Construct an isosceles triangle whose base is $8cm$ and altitude $4cm$ and then draw a another triangle whose sides are $1\frac{1}{2}$ times the corresponding sides of the isosceles triangle.

Answer 1

Sol step of construction :
Step I : Draw $BC=8cm$
Step II : Construct $XY$ , the perpendicular bisector of line segment $BC$ meeting $BC$ at $M$.

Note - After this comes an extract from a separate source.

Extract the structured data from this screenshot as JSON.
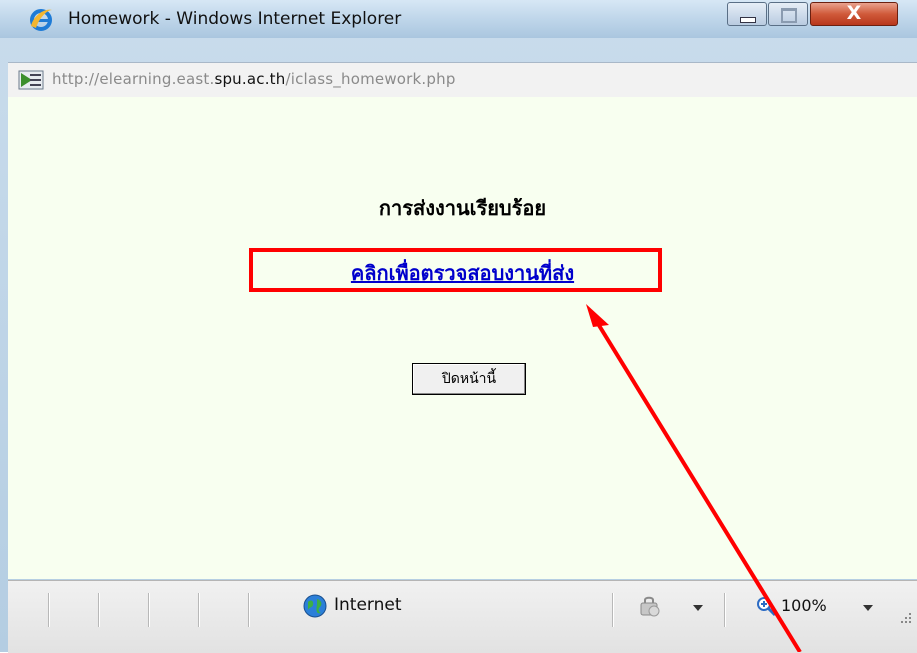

Step III : Along $MP$ cut -off $MA=4cm$
Step IV : Join $BA$ and $CA$ , then $\Delta ABC$ so obtained is the required $\Delta ABC$
Step V ; Extend $BC$ to $D$ , Such that $BD=12cm(=\frac{3}{2}\times 87cm)$
Step Vi : Draw $DE||CA$ meeting $BA$ produced at $E$ .Then $\Delta EBD$ is the required triangle.
Justification :
Since $DE||CA$
$\therefore \Delta ABC\sim \Delta EBDand\frac{EB}{AB}=\frac{DE}{CA}=\frac{BD}{BC}=\frac{12}{8}=\frac{3}{2}$
Hence we have the new triangle similar to the given triangle whose are $1\frac{1}{2}i.e.\frac{3}{2}$ times the corresponding sides of the isosceles $\Delta ABC$.